Which brings us to a slightly uncomfortable truth. My entire existence seems to depend on one single thing: the battery level of my phone. If my phone works, life works. If my phone runs out of battery, things become… complicated.
Imagine the situation. You are sitting in a restaurant. You are hungry. The QR code is right there. The system works beautifully. Efficient, elegant, modern. You reach for your phone. Two percent battery. You open the menu. One percent battery. You panic slightly and try to order quickly. Your phone dies.
Suddenly you are sitting in a modern Chinese restaurant, surrounded by technology, surrounded by QR codes, surrounded by digital efficiency… and you are completely powerless. You cannot order. You cannot pay. You cannot even prove that you intended to pay. In the old world, if your phone died, it was mildly inconvenient. You simply continued your life like a normal human being. In QR-code World, however, a dead phone places you in a very interesting social category: the technologically disabled.
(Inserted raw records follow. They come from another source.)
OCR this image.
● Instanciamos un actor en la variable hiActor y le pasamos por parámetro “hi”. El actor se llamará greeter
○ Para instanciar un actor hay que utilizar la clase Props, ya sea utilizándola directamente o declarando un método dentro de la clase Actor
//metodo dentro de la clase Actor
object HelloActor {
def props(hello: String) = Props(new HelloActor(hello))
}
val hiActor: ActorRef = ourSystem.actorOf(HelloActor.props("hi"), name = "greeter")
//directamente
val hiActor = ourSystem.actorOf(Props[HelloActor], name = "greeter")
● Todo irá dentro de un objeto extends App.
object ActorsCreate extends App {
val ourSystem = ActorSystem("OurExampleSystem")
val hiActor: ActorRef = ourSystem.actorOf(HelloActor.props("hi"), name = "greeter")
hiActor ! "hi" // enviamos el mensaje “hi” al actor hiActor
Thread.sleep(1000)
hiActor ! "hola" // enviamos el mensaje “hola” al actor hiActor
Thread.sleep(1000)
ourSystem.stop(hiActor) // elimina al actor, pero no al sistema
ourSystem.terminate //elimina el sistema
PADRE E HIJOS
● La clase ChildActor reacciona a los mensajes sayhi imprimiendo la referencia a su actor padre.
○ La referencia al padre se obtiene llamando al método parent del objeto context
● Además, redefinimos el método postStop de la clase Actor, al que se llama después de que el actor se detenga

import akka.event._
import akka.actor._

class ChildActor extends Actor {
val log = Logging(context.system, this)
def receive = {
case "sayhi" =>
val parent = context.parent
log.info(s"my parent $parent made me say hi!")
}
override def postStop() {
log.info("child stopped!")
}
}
You start looking around nervously for a waiter, hoping to explain your situation like a person from the last century. “Excuse me… my phone battery died.” This sentence sounds completely reasonable in your head. But the waiter looks at you with a mixture of confusion and mild concern, as if you had just announced that your horse had collapsed outside and you now needed help feeding it. Then he politely points to the small charging station standing in the corner of the restaurant. You know the one. A tower of portable batteries that you can rent. Very modern. Very convenient. Very Chinese.
“Just rent a power bank,” he suggests.
For a brief moment you feel relieved. Civilization has been saved. Until you realize the small technical detail. To rent the battery… you have to scan a QR code. With your phone. Which currently has no battery. So the solution to your dead phone problem… requires a working phone. At this point the system has reached a level of digital perfection that even a Swiss watchmaker might admire. You are now trapped inside a beautifully designed technological loop. No battery → no QR code. No QR code → no rented battery. No rented battery → still no battery. A perfect circle.
So after a few minutes of admiring this masterpiece of digital logic, I do the only reasonable thing. I leave the restaurant. I go home. I tell myself that it’s probably healthier to cook something anyway. Which is when I arrive at my car and discover the final twist of modern life. The car does not start. Not because it’s broken. Because it needs my phone. No QR code this time. Just the small, slightly annoying detail that the car key is… in the phone.
So now I’m standing in a parking lot, in one of the most technologically advanced cities on the planet, unable to order food, unable to charge my phone, and unable to start my car. Which means the final step of my digital journey is now very simple. I have to ask another human being for help. And suddenly I realize something. Maybe that waiter wasn’t confused earlier. Maybe he was just witnessing something rare. A customer who accidentally returned… to the analog world.